Wrocław est aussi une capitale économique. Depuis le XIXe siècle, elle s’est développée dans le secteur secondaire en commençant par l’extraction minière, puis dans l’industrie textile, chimique, lourde et de consommation. Elle a cependant eu beaucoup de difficultés pour se relever de la Seconde Guerre mondiale. Il faut préciser qu’elle y a perdu plus des deux tiers de sa population (elle est passée de 629 000 à 171 000 habitants). De plus, dans les premières années d’après-guerre, la ville a d’abord été démontée brique après brique afin de les envoyer à Varsovie dans le cadre de l'action "Toute la Nation reconstruit sa capitale" mais aussi dans le but d’effacer toute trace de la présence allemande (Dans ces mêmes années, l’intégralité des rues a notamment été rebaptisée en polonais). C’est à partir de 1956 que la ville a retrouvé son dynamisme, un peu forcée par sa forte croissance démographique et aidée par le dégel politique. Wrocław a cependant été exclue du programme strictement socialiste qui l’aurait enfermée dans une industrie lourde.
Ainsi en 1989, Wrocław dispose d’une industrie variée qui lui permet de réussir sa transformation économique. Dans les années 1990, elle a aussi su profiter de sa situation géographique entre l’Europe occidentale et l’Europe centrale pour attirer de grands groupes industriels ou bancaires mondiaux comme LG, Hewlett-Packard, Bosch, Volvo, Toyota, Volkswagen, Crédit Agricole, Allied Irisch Banks. Son taux de chômage reste cependant légèrement supérieur à celui de la Pologne avec 8,1% de sa population active contre 6,8% dans l’ensemble du pays.
Wrocław profite également des aides européennes depuis l’adhésion du pays à l’UE, notamment pour la rénovation de certains de ses monuments, la modernisation de ses infrastructures et le développement d’aides sociales.

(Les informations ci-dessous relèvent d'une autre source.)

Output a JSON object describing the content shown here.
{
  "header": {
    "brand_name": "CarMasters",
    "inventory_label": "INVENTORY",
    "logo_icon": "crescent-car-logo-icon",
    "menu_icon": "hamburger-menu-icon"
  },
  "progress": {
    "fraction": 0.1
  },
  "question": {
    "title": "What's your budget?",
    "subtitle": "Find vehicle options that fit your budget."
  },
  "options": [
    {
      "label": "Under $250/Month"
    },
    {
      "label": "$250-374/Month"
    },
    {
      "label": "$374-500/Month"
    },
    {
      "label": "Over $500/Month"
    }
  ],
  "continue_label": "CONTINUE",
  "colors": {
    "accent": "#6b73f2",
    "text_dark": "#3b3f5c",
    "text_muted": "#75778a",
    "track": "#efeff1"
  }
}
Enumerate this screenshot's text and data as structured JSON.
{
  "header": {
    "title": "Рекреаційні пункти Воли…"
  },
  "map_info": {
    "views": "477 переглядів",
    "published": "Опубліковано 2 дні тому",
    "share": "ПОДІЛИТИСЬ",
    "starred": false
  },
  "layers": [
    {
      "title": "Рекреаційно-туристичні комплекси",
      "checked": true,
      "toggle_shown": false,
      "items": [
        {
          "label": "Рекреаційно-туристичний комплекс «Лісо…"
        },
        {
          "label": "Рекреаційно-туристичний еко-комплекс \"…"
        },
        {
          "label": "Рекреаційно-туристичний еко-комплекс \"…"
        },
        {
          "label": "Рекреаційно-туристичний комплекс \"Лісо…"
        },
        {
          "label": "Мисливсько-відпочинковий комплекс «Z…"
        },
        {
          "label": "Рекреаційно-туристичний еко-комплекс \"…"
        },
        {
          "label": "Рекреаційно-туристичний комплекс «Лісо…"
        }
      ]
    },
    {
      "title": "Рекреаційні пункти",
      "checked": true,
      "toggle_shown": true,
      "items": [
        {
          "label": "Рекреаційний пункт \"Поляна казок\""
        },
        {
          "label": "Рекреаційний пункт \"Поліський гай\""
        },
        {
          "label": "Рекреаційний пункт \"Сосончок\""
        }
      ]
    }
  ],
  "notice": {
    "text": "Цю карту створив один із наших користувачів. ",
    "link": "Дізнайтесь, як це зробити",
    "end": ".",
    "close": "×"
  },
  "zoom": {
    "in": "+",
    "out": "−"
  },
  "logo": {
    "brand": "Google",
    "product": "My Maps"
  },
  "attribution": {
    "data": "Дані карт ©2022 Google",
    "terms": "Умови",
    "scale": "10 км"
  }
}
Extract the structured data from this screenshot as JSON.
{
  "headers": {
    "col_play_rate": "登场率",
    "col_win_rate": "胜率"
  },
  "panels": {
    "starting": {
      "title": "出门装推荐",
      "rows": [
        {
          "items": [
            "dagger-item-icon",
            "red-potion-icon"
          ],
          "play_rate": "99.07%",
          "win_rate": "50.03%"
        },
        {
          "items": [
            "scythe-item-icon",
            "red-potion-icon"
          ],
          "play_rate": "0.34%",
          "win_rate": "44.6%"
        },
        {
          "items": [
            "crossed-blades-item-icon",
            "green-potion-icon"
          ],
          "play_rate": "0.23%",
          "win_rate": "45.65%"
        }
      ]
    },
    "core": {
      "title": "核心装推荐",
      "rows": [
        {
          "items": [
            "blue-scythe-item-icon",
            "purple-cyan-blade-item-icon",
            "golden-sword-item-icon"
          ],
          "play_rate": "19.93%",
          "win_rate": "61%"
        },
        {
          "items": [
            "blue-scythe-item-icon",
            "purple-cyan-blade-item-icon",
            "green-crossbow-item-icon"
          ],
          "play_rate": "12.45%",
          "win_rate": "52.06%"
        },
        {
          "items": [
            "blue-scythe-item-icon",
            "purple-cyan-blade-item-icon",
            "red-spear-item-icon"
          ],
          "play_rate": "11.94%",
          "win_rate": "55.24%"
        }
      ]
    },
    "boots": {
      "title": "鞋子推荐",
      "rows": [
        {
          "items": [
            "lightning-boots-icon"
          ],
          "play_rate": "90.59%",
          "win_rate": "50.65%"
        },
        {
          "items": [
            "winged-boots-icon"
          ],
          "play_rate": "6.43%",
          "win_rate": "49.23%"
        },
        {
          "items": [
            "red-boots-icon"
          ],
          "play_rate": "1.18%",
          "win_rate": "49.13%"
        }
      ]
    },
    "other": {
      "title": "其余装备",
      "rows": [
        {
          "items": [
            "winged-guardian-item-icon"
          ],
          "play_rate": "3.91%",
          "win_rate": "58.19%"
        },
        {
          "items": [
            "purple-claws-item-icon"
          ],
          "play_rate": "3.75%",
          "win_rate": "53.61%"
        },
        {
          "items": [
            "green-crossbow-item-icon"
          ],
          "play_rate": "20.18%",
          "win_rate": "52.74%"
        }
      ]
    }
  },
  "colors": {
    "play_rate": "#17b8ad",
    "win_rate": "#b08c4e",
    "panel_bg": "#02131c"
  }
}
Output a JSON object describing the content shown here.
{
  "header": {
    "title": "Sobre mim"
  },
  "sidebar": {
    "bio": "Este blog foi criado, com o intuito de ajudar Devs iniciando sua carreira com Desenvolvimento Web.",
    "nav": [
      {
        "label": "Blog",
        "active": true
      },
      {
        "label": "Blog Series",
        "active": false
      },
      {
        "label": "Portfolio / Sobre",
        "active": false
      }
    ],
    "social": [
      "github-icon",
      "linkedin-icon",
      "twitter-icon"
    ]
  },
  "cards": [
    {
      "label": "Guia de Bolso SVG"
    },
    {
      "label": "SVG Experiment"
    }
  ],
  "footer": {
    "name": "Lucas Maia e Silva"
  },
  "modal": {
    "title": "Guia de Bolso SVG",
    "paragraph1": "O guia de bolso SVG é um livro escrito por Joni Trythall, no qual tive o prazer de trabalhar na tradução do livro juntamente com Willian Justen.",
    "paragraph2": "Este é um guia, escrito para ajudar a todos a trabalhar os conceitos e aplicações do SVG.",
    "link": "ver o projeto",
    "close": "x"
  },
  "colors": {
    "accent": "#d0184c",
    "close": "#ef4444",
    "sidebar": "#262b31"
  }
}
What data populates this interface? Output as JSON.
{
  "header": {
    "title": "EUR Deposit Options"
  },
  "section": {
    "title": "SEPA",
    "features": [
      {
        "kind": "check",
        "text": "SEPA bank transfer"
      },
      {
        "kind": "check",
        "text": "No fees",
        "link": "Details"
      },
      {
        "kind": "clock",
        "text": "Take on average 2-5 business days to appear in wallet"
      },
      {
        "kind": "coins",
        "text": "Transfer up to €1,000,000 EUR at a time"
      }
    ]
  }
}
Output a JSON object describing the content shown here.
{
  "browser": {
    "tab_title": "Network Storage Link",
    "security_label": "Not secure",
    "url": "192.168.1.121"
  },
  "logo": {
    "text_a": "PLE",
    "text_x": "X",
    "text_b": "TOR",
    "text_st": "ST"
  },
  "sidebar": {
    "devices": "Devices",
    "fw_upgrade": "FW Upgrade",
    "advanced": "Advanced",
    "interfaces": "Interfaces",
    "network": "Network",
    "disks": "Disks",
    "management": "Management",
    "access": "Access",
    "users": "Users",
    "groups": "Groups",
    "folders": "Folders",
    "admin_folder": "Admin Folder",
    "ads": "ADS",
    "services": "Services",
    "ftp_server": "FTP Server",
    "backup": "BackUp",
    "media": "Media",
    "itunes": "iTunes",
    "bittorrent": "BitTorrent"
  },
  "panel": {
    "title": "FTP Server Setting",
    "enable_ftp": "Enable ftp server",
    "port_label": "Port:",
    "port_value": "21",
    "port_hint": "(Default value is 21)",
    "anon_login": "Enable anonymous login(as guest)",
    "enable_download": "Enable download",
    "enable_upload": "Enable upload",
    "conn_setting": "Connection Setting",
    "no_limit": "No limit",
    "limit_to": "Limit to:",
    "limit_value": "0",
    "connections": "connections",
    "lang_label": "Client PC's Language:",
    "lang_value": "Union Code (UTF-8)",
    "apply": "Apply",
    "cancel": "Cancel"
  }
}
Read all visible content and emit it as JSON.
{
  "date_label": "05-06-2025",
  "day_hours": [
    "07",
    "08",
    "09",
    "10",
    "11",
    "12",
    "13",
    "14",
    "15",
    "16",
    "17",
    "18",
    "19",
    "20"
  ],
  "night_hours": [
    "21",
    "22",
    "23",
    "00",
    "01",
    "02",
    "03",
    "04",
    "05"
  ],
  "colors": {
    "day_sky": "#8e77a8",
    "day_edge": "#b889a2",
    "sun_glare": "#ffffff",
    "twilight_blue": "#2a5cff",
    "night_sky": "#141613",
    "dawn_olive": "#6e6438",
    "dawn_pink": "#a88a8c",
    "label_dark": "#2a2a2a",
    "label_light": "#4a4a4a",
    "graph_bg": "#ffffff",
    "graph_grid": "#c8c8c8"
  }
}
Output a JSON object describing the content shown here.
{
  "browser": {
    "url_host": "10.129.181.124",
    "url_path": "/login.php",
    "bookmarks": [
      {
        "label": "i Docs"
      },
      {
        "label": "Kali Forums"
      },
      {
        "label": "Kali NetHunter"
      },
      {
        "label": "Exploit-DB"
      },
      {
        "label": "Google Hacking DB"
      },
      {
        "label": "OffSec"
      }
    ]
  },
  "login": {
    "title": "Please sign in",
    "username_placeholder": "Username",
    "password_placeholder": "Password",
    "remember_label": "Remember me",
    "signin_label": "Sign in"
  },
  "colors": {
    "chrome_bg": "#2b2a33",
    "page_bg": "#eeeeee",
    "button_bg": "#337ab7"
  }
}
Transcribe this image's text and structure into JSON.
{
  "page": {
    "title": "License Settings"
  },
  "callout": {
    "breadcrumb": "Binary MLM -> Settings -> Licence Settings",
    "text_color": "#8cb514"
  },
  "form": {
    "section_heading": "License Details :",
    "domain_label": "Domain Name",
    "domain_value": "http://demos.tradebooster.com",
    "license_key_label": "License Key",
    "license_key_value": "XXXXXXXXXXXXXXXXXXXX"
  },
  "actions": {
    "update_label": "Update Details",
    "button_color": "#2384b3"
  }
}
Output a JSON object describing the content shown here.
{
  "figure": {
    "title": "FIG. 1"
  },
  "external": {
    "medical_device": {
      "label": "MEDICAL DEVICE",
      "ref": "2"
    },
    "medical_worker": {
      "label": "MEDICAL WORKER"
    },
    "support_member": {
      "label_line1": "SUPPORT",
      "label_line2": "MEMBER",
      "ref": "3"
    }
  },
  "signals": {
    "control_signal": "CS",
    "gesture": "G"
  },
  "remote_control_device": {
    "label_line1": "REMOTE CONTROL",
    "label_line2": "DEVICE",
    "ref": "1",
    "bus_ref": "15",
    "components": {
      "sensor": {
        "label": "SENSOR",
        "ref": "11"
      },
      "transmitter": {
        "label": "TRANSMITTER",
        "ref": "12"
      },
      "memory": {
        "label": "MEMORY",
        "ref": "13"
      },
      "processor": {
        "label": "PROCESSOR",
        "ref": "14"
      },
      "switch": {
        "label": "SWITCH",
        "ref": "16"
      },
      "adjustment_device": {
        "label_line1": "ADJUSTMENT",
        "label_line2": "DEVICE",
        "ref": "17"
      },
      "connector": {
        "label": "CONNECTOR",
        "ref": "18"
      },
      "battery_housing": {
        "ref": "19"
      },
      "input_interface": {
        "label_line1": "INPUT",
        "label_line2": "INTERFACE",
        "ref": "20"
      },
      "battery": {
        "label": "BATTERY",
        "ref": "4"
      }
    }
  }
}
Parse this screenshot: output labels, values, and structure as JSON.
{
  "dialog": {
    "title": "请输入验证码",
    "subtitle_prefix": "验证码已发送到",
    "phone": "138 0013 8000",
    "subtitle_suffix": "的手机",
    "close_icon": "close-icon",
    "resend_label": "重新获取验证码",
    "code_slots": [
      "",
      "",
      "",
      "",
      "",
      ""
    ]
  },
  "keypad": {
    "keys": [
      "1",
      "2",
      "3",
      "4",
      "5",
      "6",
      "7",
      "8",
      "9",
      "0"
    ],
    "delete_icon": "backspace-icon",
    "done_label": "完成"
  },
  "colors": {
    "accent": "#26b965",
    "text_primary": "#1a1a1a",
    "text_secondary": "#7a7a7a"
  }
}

En vue du championnat d’Europe de football qui aura lieu en 2012 en Pologne et en Ukraine, Wrocław va s’équiper d’un nouveau stade. Alors que de nombreuses villes ont des difficultés à réaliser ces infrastructures sportives, Wrocław semble de son côté parfaitement dans les temps, montrant ainsi son dynamisme économique et sa réactivité politique.
Wrocław est donc une belle métropole qui tient une véritable place dans l’histoire européenne et où la culture se respire partout. Elle joue aussi un rôle prépondérant dans le développement économique et politique de la Pologne. Wrocław n’a donc pas fini de faire parler d’elle, notamment en France où un jeune auteur de romans policiers, Marek Krajewski vient tout récemment d’être traduit. Les fantômes de Breslau vous plongera dans l’ambiance polono-allemande du Wrocław de l’entre-deux-guerres.